The Internet of Things (IoT) is emerging as the driving factor behind new technological developments and it’s transforming both the home and business - in a very good way indeed.
When it comes to manufacturing, smart, connected machines offer product insight like never before and enable manufacturers to minutely assess the performance of their creations once they’re let out into the wild.
To get a feel for the potential that lies behind the IoT, look no further than networking giant Cisco, who’s CEO, John Chambers, believes this relatively nascent technology represents a £19 trillion opportunity.
However, before we get too excited, it’s worth bearing in mind that the key word in the above paragraph is ‘nascent’, for a recent report by IDG has suggested that those on the front line of product development have only just started transitioning their business models that support smart, connected products.
Chambers is right - the IoT represents a massive opportunity, but it isn’t without its challenges. Here’s what we believe to be the five most prevalent:
The IDG report revealed that, while IT managers who had zero experience of IoT didn’t expect their deadlines to be impacted by smart machines, the reality was rather different.
Over half of those surveyed struggled to meet deadlines once such technology was in place. However, this is inevitable given the seismic change IoT represents. With the introduction of more conservative timelines and sound engineering practices, this particular challenge can be eased.
Leading tech research firm Gartner believes there will be twenty-six billion IoT units in operation by 2020, creating some unique challenges for data centres; most notably, the process of dealing with the sheer volume of data generated by IoT technology.
The respondents to IDG’s survey mirrored these concerns. However, organisations can prepare for this particular challenge by better planning for storage management, data mining, privacy concerns and the hardware required to make Big Data digestible.
Encouragingly, just a third of the IDG survey respondents were concerned about the IoT’s impact on business processes, but the fact that organisations will need to expand their plans to accommodate automation and tracking software is unavoidable.

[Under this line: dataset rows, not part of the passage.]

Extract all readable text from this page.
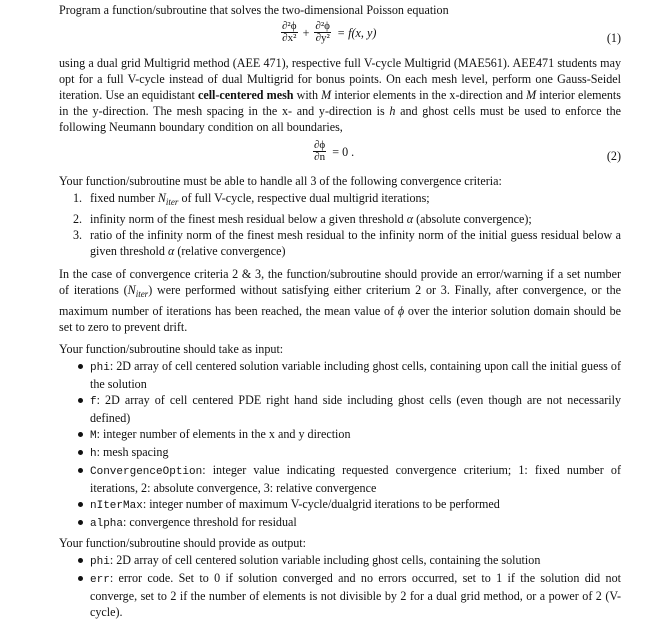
Program a function/subroutine that solves the two-dimensional Poisson equation
$\frac{\text{∂²ϕ}}{\text{∂x²}} + \frac{\text{∂²ϕ}}{\text{∂y²}} = f(x$, y)	(1)
using a dual grid Multigrid method (AEE 471), respective full V-cycle Multigrid (MAE561). AEE471 students may opt for a full V-cycle instead of dual Multigrid for bonus points. On each mesh level, perform one Gauss-Seidel iteration. Use an equidistant cell-centered mesh with M interior elements in the x-direction and M interior elements in the y-direction. The mesh spacing in the x- and y-direction is h and ghost cells must be used to enforce the following Neumann boundary condition on all boundaries,
$\frac{\partial\phi}{\partial n} = 0$ .	(2)
Your function/subroutine must be able to handle all 3 of the following convergence criteria:
1. fixed number $N_{iter}$ of full V-cycle, respective dual multigrid iterations;
2. infinity norm of the finest mesh residual below a given threshold α (absolute convergence);
3. ratio of the infinity norm of the finest mesh residual to the infinity norm of the initial guess residual below a given threshold α (relative convergence)
In the case of convergence criteria 2 & 3, the function/subroutine should provide an error/warning if a set number of iterations $(N_{iter})$ were performed without satisfying either criterium 2 or 3. Finally, after convergence, or the maximum number of iterations has been reached, the mean value of ϕ over the interior solution domain should be set to zero to prevent drift.
Your function/subroutine should take as input:
phi: 2D array of cell centered solution variable including ghost cells, containing upon call the initial guess of the solution
f: 2D array of cell centered PDE right hand side including ghost cells (even though are not necessarily defined)
M: integer number of elements in the x and y direction
h: mesh spacing
ConvergenceOption: integer value indicating requested convergence criterium; 1: fixed number of iterations, 2: absolute convergence, 3: relative convergence
nIterMax: integer number of maximum V-cycle/dualgrid iterations to be performed
alpha: convergence threshold for residual
Your function/subroutine should provide as output:
phi: 2D array of cell centered solution variable including ghost cells, containing the solution
err: error code. Set to 0 if solution converged and no errors occurred, set to 1 if the solution did not converge, set to 2 if the number of elements is not divisible by 2 for a dual grid method, or a power of 2 (V-cycle).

A particular concern was expressed by manufacturers that compete on a global scale. Such organisations often have many disparate and remote divisions, some of which work within areas that suffer from poor telecommunications infrastructure. As a result, concerns over the effect mass adoption of the IoT will have on communication are rife.
Smart devices rely on solid connectivity, and if it’s either unreliable or hard to come by in certain locations, the business will suffer overall as a result. This is a substantive challenge, because modern manufacturers rely on effective data exchange and actuation.
A relatively small percentage of the IDG survey respondents noted the challenge faced in building out partnerships. But this is actually rather encouraging, because the IoT relies on the forging of new relationships, be they with software developers, transmitters or service fulfilment firms.
This is a revolution that demands strategic partnerships.
The Internet of Things will bring with it many challenges, but at least they’re recognised by manufacturers. A positive, proactive mindset is all that’s required to take advantage of this rapidly advancing, exciting new era.